2. Run `package.sh`. It will prompt for user and password that must be authorized for package `ibmcloudsql` on pypi.org.

## Example usage
```
import ibmcloudsql
my_ibmcloud_apikey = '<your api key here>'
my_instance_crn='<your ibm cloud Data Engine instance CRN here>'
my_target_cos_url='<Cloud Object Storage URL for the SQL result target. Format: cos://<endpoint>/<bucket>/[<prefix>]>'
sqlClient = SQLQuery(my_ibmcloud_apikey, my_instance_crn)
sqlClient.run_sql('SELECT * FROM cos://us-geo/sql/orders.parquet STORED AS PARQUET LIMIT 5 INTO {} STORED AS CSV'.format(my_target_cos_url)).head()
```

## Demo notebook
You can use IBM Watson Studio with the following [demo notebook](https://dataplatform.cloud.ibm.com/analytics/notebooks/v2/440b3665-367f-4fc9-86d8-4fe7eae13b18/view?access_token=3c1471a6970890fe28cadf118215df44e82c2472a83c4051e3ff80fe505448ed) that shows some elaborate examples of using various aspects of ibmcloudsql.

## SQLQuery method list
 * `SQLQuery(api_key, instance_crn, target_cos_url=None, token=None, client_info='')` Constructor
 * `logon(force=False, token=None)` Needs to be called before any other method below. It exchanges the `api_key` set at initialization for a temporary oauth token. The invocation is a No-Op if previous logon is less than 5 minutes ago. You can force logon anyway with optional paramater `force=True`. When you have inititialized the client without an `api_key` but instead specified a custom `token` then you can specify a fresh `token to logon method to update the client with that.
 * `submit_sql(sql_text, pagesize=None)` Returns `jobId`as string. Optional pagesize parameter (in rows) for paginated result objects.

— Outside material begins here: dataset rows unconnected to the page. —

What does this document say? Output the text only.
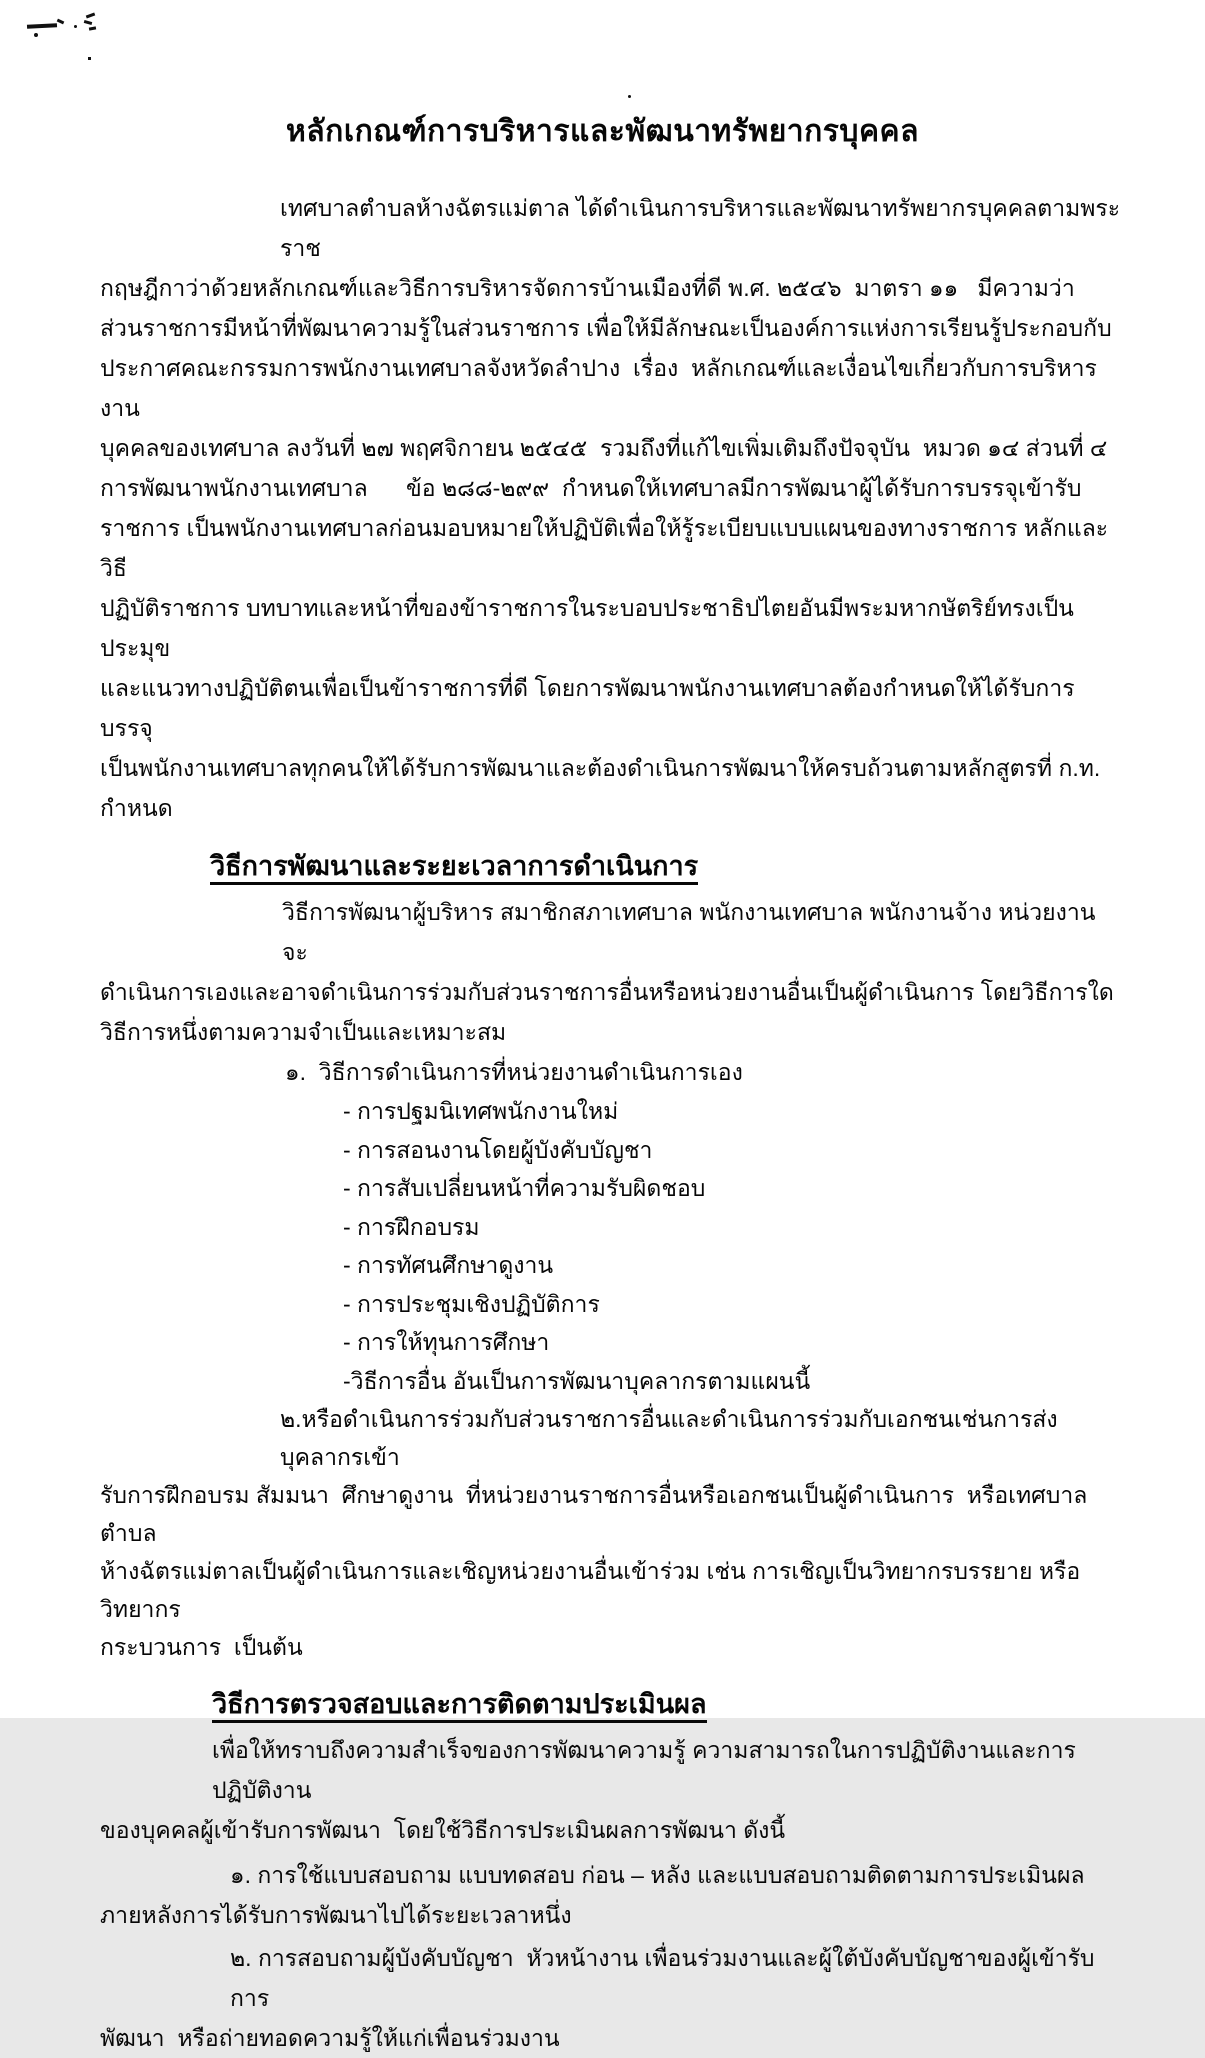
หลักเกณฑ์การบริหารและพัฒนาทรัพยากรบุคคล
เทศบาลตำบลห้างฉัตรแม่ตาล ได้ดำเนินการบริหารและพัฒนาทรัพยากรบุคคลตามพระราช
กฤษฎีกาว่าด้วยหลักเกณฑ์และวิธีการบริหารจัดการบ้านเมืองที่ดี พ.ศ. ๒๕๔๖  มาตรา ๑๑   มีความว่า
ส่วนราชการมีหน้าที่พัฒนาความรู้ในส่วนราชการ เพื่อให้มีลักษณะเป็นองค์การแห่งการเรียนรู้ประกอบกับ
ประกาศคณะกรรมการพนักงานเทศบาลจังหวัดลำปาง  เรื่อง  หลักเกณฑ์และเงื่อนไขเกี่ยวกับการบริหารงาน
บุคคลของเทศบาล ลงวันที่ ๒๗ พฤศจิกายน ๒๕๔๕  รวมถึงที่แก้ไขเพิ่มเติมถึงปัจจุบัน  หมวด ๑๔ ส่วนที่ ๔
การพัฒนาพนักงานเทศบาล      ข้อ ๒๘๘-๒๙๙  กำหนดให้เทศบาลมีการพัฒนาผู้ได้รับการบรรจุเข้ารับ
ราชการ เป็นพนักงานเทศบาลก่อนมอบหมายให้ปฏิบัติเพื่อให้รู้ระเบียบแบบแผนของทางราชการ หลักและวิธี
ปฏิบัติราชการ บทบาทและหน้าที่ของข้าราชการในระบอบประชาธิปไตยอันมีพระมหากษัตริย์ทรงเป็นประมุข
และแนวทางปฏิบัติตนเพื่อเป็นข้าราชการที่ดี โดยการพัฒนาพนักงานเทศบาลต้องกำหนดให้ได้รับการบรรจุ
เป็นพนักงานเทศบาลทุกคนให้ได้รับการพัฒนาและต้องดำเนินการพัฒนาให้ครบถ้วนตามหลักสูตรที่ ก.ท.
กำหนด
วิธีการพัฒนาและระยะเวลาการดำเนินการ
วิธีการพัฒนาผู้บริหาร สมาชิกสภาเทศบาล พนักงานเทศบาล พนักงานจ้าง หน่วยงานจะ
ดำเนินการเองและอาจดำเนินการร่วมกับส่วนราชการอื่นหรือหน่วยงานอื่นเป็นผู้ดำเนินการ โดยวิธีการใด
วิธีการหนึ่งตามความจำเป็นและเหมาะสม
๑.  วิธีการดำเนินการที่หน่วยงานดำเนินการเอง
- การปฐมนิเทศพนักงานใหม่
- การสอนงานโดยผู้บังคับบัญชา
- การสับเปลี่ยนหน้าที่ความรับผิดชอบ
- การฝึกอบรม
- การทัศนศึกษาดูงาน
- การประชุมเชิงปฏิบัติการ
- การให้ทุนการศึกษา
-วิธีการอื่น อันเป็นการพัฒนาบุคลากรตามแผนนี้
๒.หรือดำเนินการร่วมกับส่วนราชการอื่นและดำเนินการร่วมกับเอกชนเช่นการส่งบุคลากรเข้า
รับการฝึกอบรม สัมมนา  ศึกษาดูงาน  ที่หน่วยงานราชการอื่นหรือเอกชนเป็นผู้ดำเนินการ  หรือเทศบาลตำบล
ห้างฉัตรแม่ตาลเป็นผู้ดำเนินการและเชิญหน่วยงานอื่นเข้าร่วม เช่น การเชิญเป็นวิทยากรบรรยาย หรือวิทยากร
กระบวนการ  เป็นต้น
วิธีการตรวจสอบและการติดตามประเมินผล
เพื่อให้ทราบถึงความสำเร็จของการพัฒนาความรู้ ความสามารถในการปฏิบัติงานและการปฏิบัติงาน
ของบุคคลผู้เข้ารับการพัฒนา  โดยใช้วิธีการประเมินผลการพัฒนา ดังนี้
๑. การใช้แบบสอบถาม แบบทดสอบ ก่อน – หลัง และแบบสอบถามติดตามการประเมินผล
ภายหลังการได้รับการพัฒนาไปได้ระยะเวลาหนึ่ง
๒. การสอบถามผู้บังคับบัญชา  หัวหน้างาน เพื่อนร่วมงานและผู้ใต้บังคับบัญชาของผู้เข้ารับการ
พัฒนา  หรือถ่ายทอดความรู้ให้แก่เพื่อนร่วมงาน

 * `wait_for_job(jobId)` Waits for job to end and returns job completion state (either `completed` or `failed`)
 * `get_result(jobId, pagenumber=None)` returns SQL result data frame for entire result or for specified page of results.
 * `list_results(jobId)` Returns a data frame with the list of result objects written
 * `delete_result(jobId)` Deletes all result set objects in cloud object storage for the given jobId
 * `rename_exact_result(jobId)` Renames single partitioned query result to exact single object name without folder hierarchy.

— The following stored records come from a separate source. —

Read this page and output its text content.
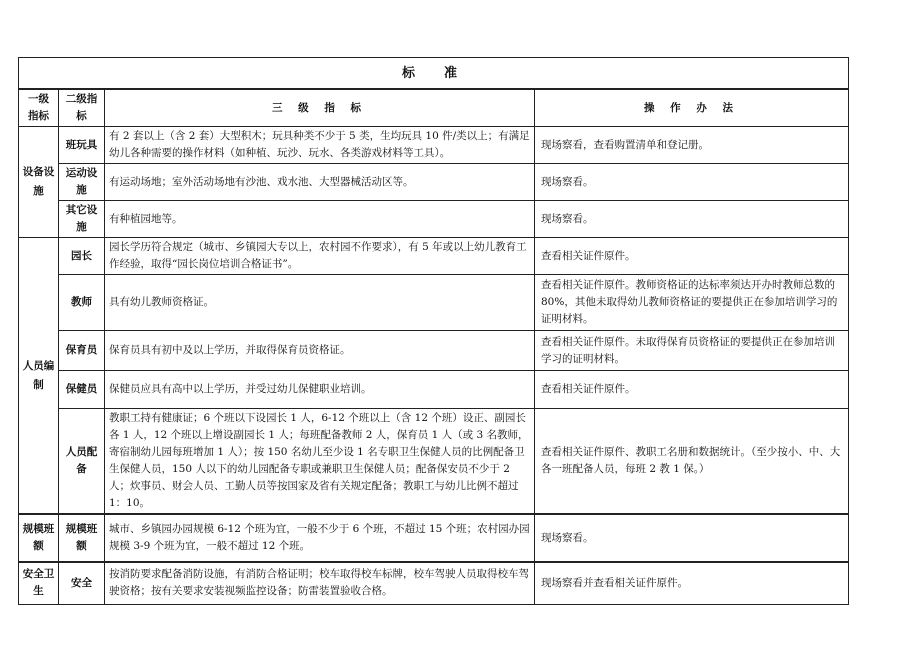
标　准			
一级指标	二级指标	三 级 指 标	操 作 办 法
设备设施	班玩具	有 2 套以上（含 2 套）大型积木；玩具种类不少于 5 类，生均玩具 10 件/类以上；有满足幼儿各种需要的操作材料（如种植、玩沙、玩水、各类游戏材料等工具）。	现场察看，查看购置清单和登记册。
	运动设施	有运动场地；室外活动场地有沙池、戏水池、大型器械活动区等。	现场察看。
	其它设施	有种植园地等。	现场察看。
人员编制	园长	园长学历符合规定（城市、乡镇园大专以上，农村园不作要求），有 5 年或以上幼儿教育工作经验，取得“园长岗位培训合格证书”。	查看相关证件原件。
	教师	具有幼儿教师资格证。	查看相关证件原件。教师资格证的达标率须达开办时教师总数的 80%，其他未取得幼儿教师资格证的要提供正在参加培训学习的证明材料。
	保育员	保育员具有初中及以上学历，并取得保育员资格证。	查看相关证件原件。未取得保育员资格证的要提供正在参加培训学习的证明材料。
	保健员	保健员应具有高中以上学历，并受过幼儿保健职业培训。	查看相关证件原件。
	人员配备	教职工持有健康证；6 个班以下设园长 1 人，6-12 个班以上（含 12 个班）设正、副园长各 1 人，12 个班以上增设副园长 1 人；每班配备教师 2 人，保育员 1 人（或 3 名教师，寄宿制幼儿园每班增加 1 人）；按 150 名幼儿至少设 1 名专职卫生保健人员的比例配备卫生保健人员，150 人以下的幼儿园配备专职或兼职卫生保健人员；配备保安员不少于 2 人；炊事员、财会人员、工勤人员等按国家及省有关规定配备；教职工与幼儿比例不超过 1：10。	查看相关证件原件、教职工名册和数据统计。（至少按小、中、大各一班配备人员，每班 2 教 1 保。）
规模班额	规模班额	城市、乡镇园办园规模 6-12 个班为宜，一般不少于 6 个班，不超过 15 个班；农村园办园规模 3-9 个班为宜，一般不超过 12 个班。	现场察看。
安全卫生	安全	按消防要求配备消防设施，有消防合格证明；校车取得校车标牌，校车驾驶人员取得校车驾驶资格；按有关要求安装视频监控设备；防雷装置验收合格。	现场察看并查看相关证件原件。
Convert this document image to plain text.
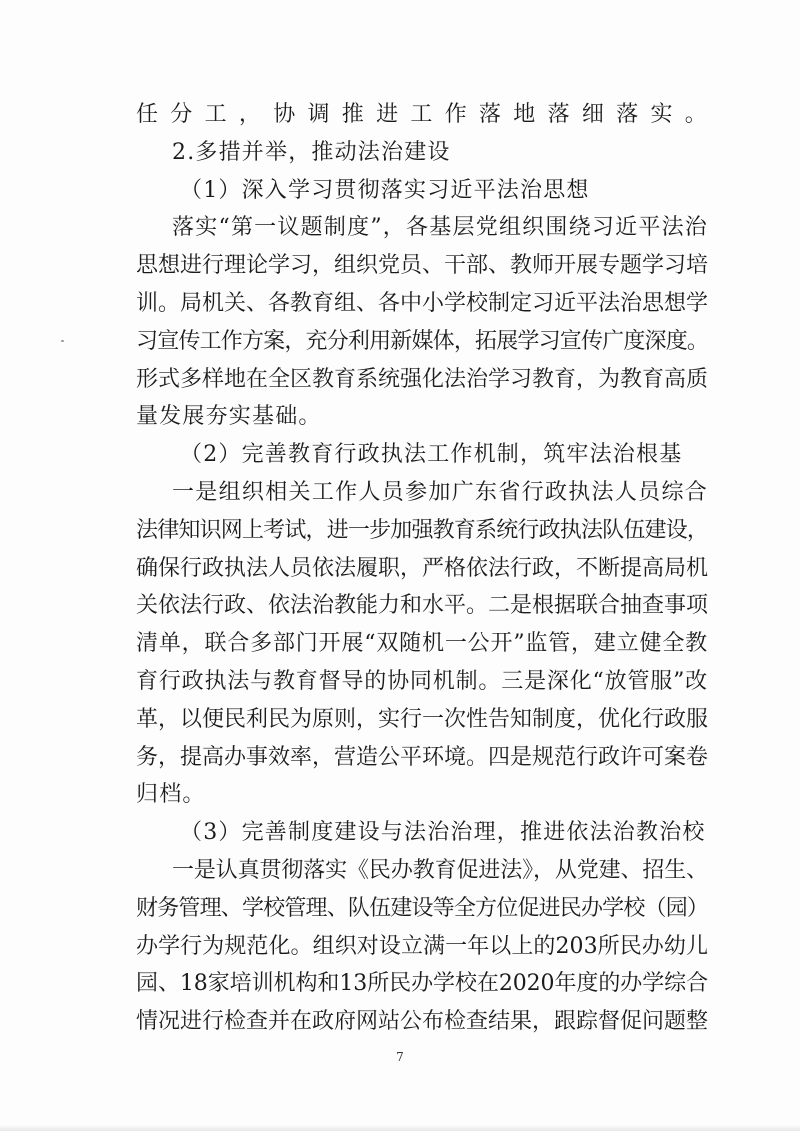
任分工，协调推进工作落地落细落实。
2.多措并举，推动法治建设
（1）深入学习贯彻落实习近平法治思想
落实“第一议题制度”，各基层党组织围绕习近平法治
思想进行理论学习，组织党员、干部、教师开展专题学习培
训。局机关、各教育组、各中小学校制定习近平法治思想学
习宣传工作方案，充分利用新媒体，拓展学习宣传广度深度。
形式多样地在全区教育系统强化法治学习教育，为教育高质
量发展夯实基础。
（2）完善教育行政执法工作机制，筑牢法治根基
一是组织相关工作人员参加广东省行政执法人员综合
法律知识网上考试，进一步加强教育系统行政执法队伍建设，
确保行政执法人员依法履职，严格依法行政，不断提高局机
关依法行政、依法治教能力和水平。二是根据联合抽查事项
清单，联合多部门开展“双随机一公开”监管，建立健全教
育行政执法与教育督导的协同机制。三是深化“放管服”改
革，以便民利民为原则，实行一次性告知制度，优化行政服
务，提高办事效率，营造公平环境。四是规范行政许可案卷
归档。
（3）完善制度建设与法治治理，推进依法治教治校
一是认真贯彻落实《民办教育促进法》，从党建、招生、
财务管理、学校管理、队伍建设等全方位促进民办学校（园）
办学行为规范化。组织对设立满一年以上的203所民办幼儿
园、18家培训机构和13所民办学校在2020年度的办学综合
情况进行检查并在政府网站公布检查结果，跟踪督促问题整
7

 * `get_job(jobId)` Returns details for the given SQL job as a json object
 * `get_jobs()` Returns the list of recent 30 submitted SQL jobs with all details as a data frame
 * `run_sql(sql_text)` Compound method that calls `submit_sql`, `wait_for_job` and `wait_for_job` in sequenceA
 * `sql_ui_link()` Returns browser link for Data Engine web console for currently configured instance
 * `get_cos_summary(cos_url)` Returns summary for stored number of objects and volume for a given cos url as a json
 * `list_cos_objects(cos_url)` Returns a data frame with the list of objects found in the given cos url
 * `export_job_history(cos_url)` Exports new jobs as parquet file to the given `cos_url`.

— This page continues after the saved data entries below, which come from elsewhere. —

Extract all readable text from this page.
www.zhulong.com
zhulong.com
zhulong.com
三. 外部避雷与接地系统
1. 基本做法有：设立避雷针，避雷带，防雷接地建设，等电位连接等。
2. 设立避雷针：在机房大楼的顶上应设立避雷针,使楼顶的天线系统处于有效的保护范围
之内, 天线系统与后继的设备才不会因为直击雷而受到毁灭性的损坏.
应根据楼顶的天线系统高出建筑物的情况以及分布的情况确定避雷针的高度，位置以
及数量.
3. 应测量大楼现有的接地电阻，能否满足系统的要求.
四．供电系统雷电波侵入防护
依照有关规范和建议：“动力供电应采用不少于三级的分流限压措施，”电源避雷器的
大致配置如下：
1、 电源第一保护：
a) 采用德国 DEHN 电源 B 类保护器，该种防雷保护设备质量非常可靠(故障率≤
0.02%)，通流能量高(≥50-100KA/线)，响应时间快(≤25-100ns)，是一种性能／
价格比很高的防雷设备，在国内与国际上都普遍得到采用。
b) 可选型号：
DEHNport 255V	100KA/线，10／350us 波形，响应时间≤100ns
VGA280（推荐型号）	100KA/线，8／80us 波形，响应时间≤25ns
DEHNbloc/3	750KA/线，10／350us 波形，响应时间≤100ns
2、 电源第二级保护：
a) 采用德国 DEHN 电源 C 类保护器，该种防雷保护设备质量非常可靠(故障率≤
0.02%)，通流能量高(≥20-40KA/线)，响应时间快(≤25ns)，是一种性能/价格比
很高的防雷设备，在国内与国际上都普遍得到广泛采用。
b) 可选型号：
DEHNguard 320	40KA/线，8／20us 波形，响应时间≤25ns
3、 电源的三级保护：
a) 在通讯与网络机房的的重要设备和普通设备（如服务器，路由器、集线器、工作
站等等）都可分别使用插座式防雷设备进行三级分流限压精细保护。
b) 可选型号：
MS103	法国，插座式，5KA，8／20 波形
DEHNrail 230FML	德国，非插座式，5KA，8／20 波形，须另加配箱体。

 * `export_tags_for_cos_objects(cos_url, export_target_cos_file)` Exports all objects as a parquet file to the given `cos_url` that have tags configured along with the value for each tag.

## Exceptions
 * `RateLimitedException(message)` raised when jobs can't be submitted due to 429 / Plan limit for concurrent queries has been reached
## Constructor options
 * `api_key`: IAM API key. When this parameter is set to `None` then you must specify an own valid IAM otauth token in the parameter `token`.
 * `instance_crn`: Data Engine instance CRN identifier
 * `target_cos_url`: Optional default target URL. Don't use when you want to provide target URL in SQL statement text.
 * `token`: Optional custom IAM oauth token. When you specify this then you must set `api_key` parameter to `None`.
 * `client_info`: Optional string to identify your client application in IBM Cloud for PD reasons.
 * `max_tries`: Optional integer to specify maximum attempts when dealing with request rate limit. Default value is `1`, which means it will through exception `RateLimitedException` when response status code is `429`. It will enable _exponential backoff_ when specifying any positive number greater than `1`. For instance, given `max_tries=5`, assuming it will get response status code `429` for 4 times until the 5th attempt will get response status code `201`, the wait time will be `2s`, `4s`, `8s` and `16s` for each attempts.